Bikini konusunda özgüvenim yüksek. Normal zamanda vücuduma hiç mi hiç güvenmiyorum. Dikkat çekmeyeceğimi bildiğimden rahatlıkla bikiniyi giyiyorum. Yaşasın koca kalça, büyük göbek. Salıvermişlik timsaliyim yani :) (Allah'ım büyük konuşuyorum biliyorum ama) ASLA MAYO GİYMEM! Bu lafı ettiğime göre şimdide bikini giyiyorum. Hemde geçen sene giydiğim bikinilerim rahatlıkla oluyor. Dinlemiyor hormonlar! "Komik. Komik. hahahahaha!" diye gülüyorlar bana.  

Allah'tan Urla'daki sahil sakin olduğundan ilk girişim çokta garip olmadı. Yani kocam sayesinde çok rahatladım. "Acaba haberlerde Urla Kalabak limanında balina görüldü sonra bir hamile olduğu anlaşıldı" diye haberler çıkar mı diye geyik yapıyorum. O bana "Süper görünüyorsun. Hamilesin, çok az kilo aldın. Arkadan bel oyuğun bile belli." deyip motivasyonumu yükseltti. Hatta yanımızdaki yakın arkadaşımıza dönüp "Bak Açelya'nın karın bölgesinden geçen bütün damarları görebilirsin biliyor musun? Bak bi bak" diyor. Çocuk sıkıldı, utandı, bakamadı. Benim kocam, başkasına, benim için bak diyor. Bunu kesinlikle beni rahatlatmak için dediğine eminim. İşe de yaradı. Şişman yunuslar gibi oradan oraya zıplayıp yüzdüm. Ertesi gün haberlerde baktım ki benle ilgili haber yok. 

Ailemize hamile olduğumu söylediğimizde hep beraber parmaklarla sayarak Haziran ayında kaç aylık olacağımı hesapladık. Çünkü bitanecik yeğenimin sünneti var. Haziranda yapılacağını karar verildikten sonra  hemen kıyafetler bakmaya başladım. Daha vakit var ufak ufak diyet yapıp, yemeği kestim. Yengesiyim sonuçta güzel olmalıyım. Ona yakışır şekilde pozlar vermeliyim değil mi? Çünkü o benim hayatta büyük bir istekle öptüğüm tek oğlan çocuğu. Hala da en büyük isteyim şık olmak.

Ama hamileyken bu pek mümkün değilmiş onu anladım. Zaten istediğim abiyelere bakmak değil hayalini bile kuramıyorum. O elbisenin içinde kendimi hayal ettiğimde bile gülesim geliyor. Mucize'min geleceğini öğrendikten sonra hamile abiyelerine bakmaya başladım. Ne heves ne heves bende göreceksiniz. Hamile abiyesi giyeceğim, göbeğimi tombul yanaklarımı sallaya sallaya oynayacağım. Oğlum bana ilkler yaşatıyor derken acı gerçekle karşılaştım. Angelina Jolie bile çirkin durmuş elbiselerin içinde. "Anamm!! O öyleyse ben nasıl olurum kim bilir?" demeden edemedim. 

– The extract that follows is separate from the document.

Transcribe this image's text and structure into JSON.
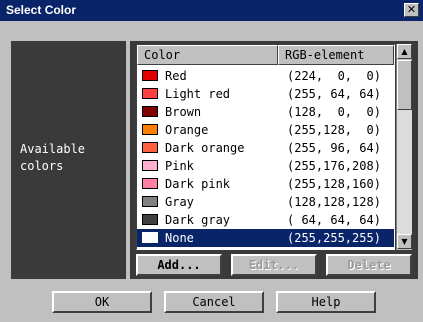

Geçen cumartesiye kadar moralim, umudum yüksekti. Sevimli bir hamile olacağımı beklerken, karada yürüyen balina oldum. Aynanın karşında kendime bakarken manşetleri görür gibiydim "Bayraklı kıyılarına vurmuş bir balina göründü. İntihar etmeye çalıştığını düşünen yetkililer bir hamile olduğunu anladılar." diye. Topu topu iki mağazaya girdik ve bana yetti. Anladım ki "Abiyeciler Cenneti"  "Gelinlikçilerin en büyük pazarı" İzmir'de hamile abiyesi satan bir Allah'ın kulu yokmuş. Satanlarda da, öyle iğrenç renk model yok arkadaşım. Satan kadın bile inanmıyor elbisenin güzelliğine, birde bana giy diyorlar. "Al sen giy." desem arkasına bakmadan kaçar yanımdan. 

3 kıyafetin sonunda spor şık hamile olmaya karar verdim. Hem zaten beni saten kaşındırır. Sıcakta birde vıcık vıcık terleyeceğim. İğrenç! Tiksindim valla! 

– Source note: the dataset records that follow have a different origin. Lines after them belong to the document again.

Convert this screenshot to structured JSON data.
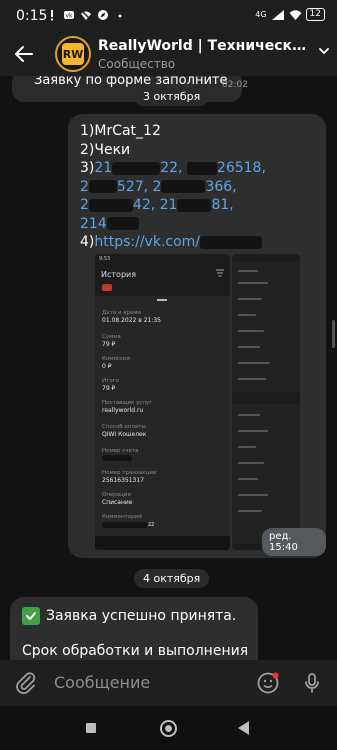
{
  "status_bar": {
    "time": "0:15",
    "network": "4G",
    "battery": "12"
  },
  "header": {
    "avatar_text": "RW",
    "title": "ReallyWorld | Техническая По...",
    "subtitle": "Сообщество"
  },
  "messages": {
    "prev": {
      "text": "Заявку по форме заполните",
      "time": "02:02"
    },
    "date_1": "3 октября",
    "main": {
      "line1": "1)MrCat_12",
      "line2": "2)Чеки",
      "line3_prefix": "3)",
      "line3_a": "21",
      "line3_b": "22,",
      "line3_c": "26518,",
      "line4_a": "2",
      "line4_b": "527,",
      "line4_c": "2",
      "line4_d": "366,",
      "line5_a": "2",
      "line5_b": "42,",
      "line5_c": "21",
      "line5_d": "81,",
      "line6_a": "214",
      "line6_b": "",
      "line7_prefix": "4)",
      "line7_link": "https://vk.com/",
      "edited_time": "ред. 15:40"
    },
    "date_2": "4 октября",
    "reply": {
      "line1": "Заявка успешно принята.",
      "line2": "Срок обработки и выполнения"
    }
  },
  "screenshot": {
    "status_time": "9:53",
    "title": "История",
    "rows": [
      {
        "label": "Дата и время",
        "value": "01.08.2022 в 21:35"
      },
      {
        "label": "Сумма",
        "value": "79 ₽"
      },
      {
        "label": "Комиссия",
        "value": "0 ₽"
      },
      {
        "label": "Итого",
        "value": "79 ₽"
      },
      {
        "label": "Поставщик услуг",
        "value": "reallyworld.ru"
      },
      {
        "label": "Способ оплаты",
        "value": "QIWI Кошелек"
      },
      {
        "label": "Номер счета",
        "value": ""
      },
      {
        "label": "Номер транзакции",
        "value": "25616351317"
      },
      {
        "label": "Операция",
        "value": "Списание"
      },
      {
        "label": "Комментарий",
        "value": "zz"
      }
    ]
  },
  "composer": {
    "placeholder": "Сообщение"
  },
  "colors": {
    "accent": "#5ea4e8",
    "bubble": "#2e2e2e",
    "check": "#43a047",
    "avatar_border": "#e0a12b"
  },
  "icons": [
    "back-arrow-icon",
    "chevron-down-icon",
    "paperclip-icon",
    "emoji-icon",
    "microphone-icon",
    "check-icon"
  ]
}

Kocam devreye girdi yine benim moralimi yükseltmeyi başardı. Vallahi hamileliklerim ve emzirme dönemindeki sabrından dolayı madalya takacağım ona. Giydiğim 3 elbiseninde resmini gönderdim ona "Canım şişman göstermiş elbiseler seni. Olduğundan büyük çıkmışsın. Oradaki kıyafetler sana uygun değil bence" diye yazdı. Adam artık kafasında beni nasıl düşünüyorsa, ona nasıl güzel duruyorsam. Beni 36 beden manken zannediyor. İtiraf edeyim çokta hoşuma gidiyor. O yazdıkça yüzümde kocaman bir gülümseme oluşuyor. Annem bile "Ne bu be? Çık oradan!" demişken aşık olduğum adamın böyle demesi beni süper hissettiriyor. 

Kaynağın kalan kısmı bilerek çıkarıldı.